Weaving the covariant three-point vertices efficiently

TL;DR

This paper presents an efficient algorithm for constructing Lorentz covariant three-point vertices in particle decay processes, utilizing the helicity formalism and systematically handling massless cases and identical particles.

Contribution

The paper introduces a novel, systematic algorithm for weaving covariant three-point vertices, bridging helicity and covariant formalisms, and accommodating off-shell photon couplings.

Findings

Algorithm efficiently constructs covariant vertices for various spins.

Explicit treatment of massless particles and identical particle symmetrization.
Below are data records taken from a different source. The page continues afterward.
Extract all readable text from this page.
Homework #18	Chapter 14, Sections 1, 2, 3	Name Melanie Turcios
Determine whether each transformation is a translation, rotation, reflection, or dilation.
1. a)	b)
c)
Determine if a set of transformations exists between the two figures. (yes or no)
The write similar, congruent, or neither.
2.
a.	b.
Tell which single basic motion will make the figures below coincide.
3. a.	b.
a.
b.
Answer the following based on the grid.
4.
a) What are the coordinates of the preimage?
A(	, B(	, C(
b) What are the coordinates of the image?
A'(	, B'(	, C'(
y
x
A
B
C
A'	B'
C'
Demonstrated with examples for specific spin and helicity values.

Abstract

An efficient algorithm is developed for compactly weaving all the Lorentz covariant three-point vertices in relation to the decay of a massive particle $X$ of mass $m_X$ and spin $J$ into two particles $ M_{1,2}$ with equal mass $m$ and spin $s$. The closely-related equivalence between the helicity formalism and the covariant formulation is utilized so as to identify the basic building blocks for constructing the covariant three-point vertex corresponding to each helicity combination explicitly. The massless case with $m=0$ is worked out straightforwardly and the (anti)symmetrization of the three-point vertex required by spin statistics of identical particles is made systematically. It is shown that the off-shell electromagnetic photon coupling to the states $M_1$ and $M_2$ can be accommodated in this framework. The power of the algorithm is demonstrated with a few typical examples with specific $J$ and $s$ values.